Object Design
- Industry: software
- Founded: 1988
- Founder: Daniel Weinreb
- Headquarters: Burlington, Massachusetts, United States
- Parent: Symbolics

= Object Design, Incorporated =

Former American software company (1988–2002)

Object Design, Incorporated (often called ODI) was a software company founded by Daniel Weinreb in 1988 which developed and commercialized an object database called ObjectStore.

Object Design was founded by several former Symbolics employees, including Daniel Weinreb, and was based in Burlington, Massachusetts.

Its ObjectStore object-oriented database shipped in 1990.

In 1994, ODI was listed as No. 1 on Inc. magazine's list of fastest-growing private companies in the U.S. A major early customer was Telstra, which used it to map toll-free telephone numbers to an end point close to the caller, for example a local taxi company or chain restaurant. ODI's went public in 1996, and was listed on NASDAQ as ODIS.

In 1999, ODI shipped its eXcelon XML application development environment, which it marketed as an "integration server".

In January 2000, ODI was renamed eXcelon and focused its marketing on XML integration software.

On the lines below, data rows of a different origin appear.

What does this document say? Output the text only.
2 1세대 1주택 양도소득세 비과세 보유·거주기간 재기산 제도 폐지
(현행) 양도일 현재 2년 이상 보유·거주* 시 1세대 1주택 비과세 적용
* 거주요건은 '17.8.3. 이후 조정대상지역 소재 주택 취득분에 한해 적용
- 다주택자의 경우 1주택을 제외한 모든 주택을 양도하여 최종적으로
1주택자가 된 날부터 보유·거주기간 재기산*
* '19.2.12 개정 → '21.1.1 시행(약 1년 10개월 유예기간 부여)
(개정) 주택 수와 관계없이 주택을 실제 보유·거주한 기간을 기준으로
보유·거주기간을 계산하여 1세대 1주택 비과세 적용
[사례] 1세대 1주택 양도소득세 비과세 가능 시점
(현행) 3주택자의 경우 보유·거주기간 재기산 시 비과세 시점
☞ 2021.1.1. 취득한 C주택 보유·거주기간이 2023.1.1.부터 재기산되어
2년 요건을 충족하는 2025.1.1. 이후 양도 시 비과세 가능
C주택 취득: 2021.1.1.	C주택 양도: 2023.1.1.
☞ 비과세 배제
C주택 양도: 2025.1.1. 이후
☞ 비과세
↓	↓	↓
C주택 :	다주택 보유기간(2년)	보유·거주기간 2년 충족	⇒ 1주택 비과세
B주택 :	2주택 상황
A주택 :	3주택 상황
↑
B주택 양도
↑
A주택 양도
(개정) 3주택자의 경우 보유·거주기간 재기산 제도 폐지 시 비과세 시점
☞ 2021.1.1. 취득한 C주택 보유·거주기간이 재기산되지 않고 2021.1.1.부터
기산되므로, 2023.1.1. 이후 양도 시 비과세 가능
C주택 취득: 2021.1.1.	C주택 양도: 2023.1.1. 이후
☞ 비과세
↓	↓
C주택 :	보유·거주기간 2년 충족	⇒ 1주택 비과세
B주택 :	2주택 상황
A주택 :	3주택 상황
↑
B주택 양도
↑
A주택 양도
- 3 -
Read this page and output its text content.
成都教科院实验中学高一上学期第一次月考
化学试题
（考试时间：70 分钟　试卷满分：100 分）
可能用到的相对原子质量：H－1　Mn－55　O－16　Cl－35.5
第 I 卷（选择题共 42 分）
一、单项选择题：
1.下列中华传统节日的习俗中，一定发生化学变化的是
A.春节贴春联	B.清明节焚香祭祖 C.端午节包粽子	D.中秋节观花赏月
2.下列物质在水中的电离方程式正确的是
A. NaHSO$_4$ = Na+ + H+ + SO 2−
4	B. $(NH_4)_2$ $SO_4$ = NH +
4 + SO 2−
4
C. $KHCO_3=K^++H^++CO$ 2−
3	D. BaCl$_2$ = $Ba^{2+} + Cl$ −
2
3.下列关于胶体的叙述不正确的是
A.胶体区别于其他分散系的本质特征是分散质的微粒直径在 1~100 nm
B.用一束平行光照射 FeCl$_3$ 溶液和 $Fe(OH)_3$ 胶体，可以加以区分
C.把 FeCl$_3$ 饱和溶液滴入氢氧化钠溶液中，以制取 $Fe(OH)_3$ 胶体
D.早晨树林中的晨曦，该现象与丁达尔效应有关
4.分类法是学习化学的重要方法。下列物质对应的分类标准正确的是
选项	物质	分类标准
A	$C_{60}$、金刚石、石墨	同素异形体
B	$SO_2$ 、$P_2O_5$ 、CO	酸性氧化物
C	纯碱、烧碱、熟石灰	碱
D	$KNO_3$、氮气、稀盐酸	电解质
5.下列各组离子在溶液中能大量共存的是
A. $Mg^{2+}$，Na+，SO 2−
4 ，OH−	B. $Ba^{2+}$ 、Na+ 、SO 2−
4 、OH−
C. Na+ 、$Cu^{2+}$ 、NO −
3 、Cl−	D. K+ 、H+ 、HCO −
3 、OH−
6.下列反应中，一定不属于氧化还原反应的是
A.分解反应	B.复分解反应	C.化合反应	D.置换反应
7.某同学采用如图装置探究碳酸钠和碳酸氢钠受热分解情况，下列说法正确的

In 2002, ODI was acquired by Progress Software, which continued to develop it. In 2013, Progress Software sold the ObjectStore product line (among others) to Aurea Software, Inc., a newly formed operating subsidiary of ESW Capital, which in turn is the investment arm of Trilogy Enterprises. As part of the deal, ObjectStore moved to a separate operating subsidiary of ESW Capital.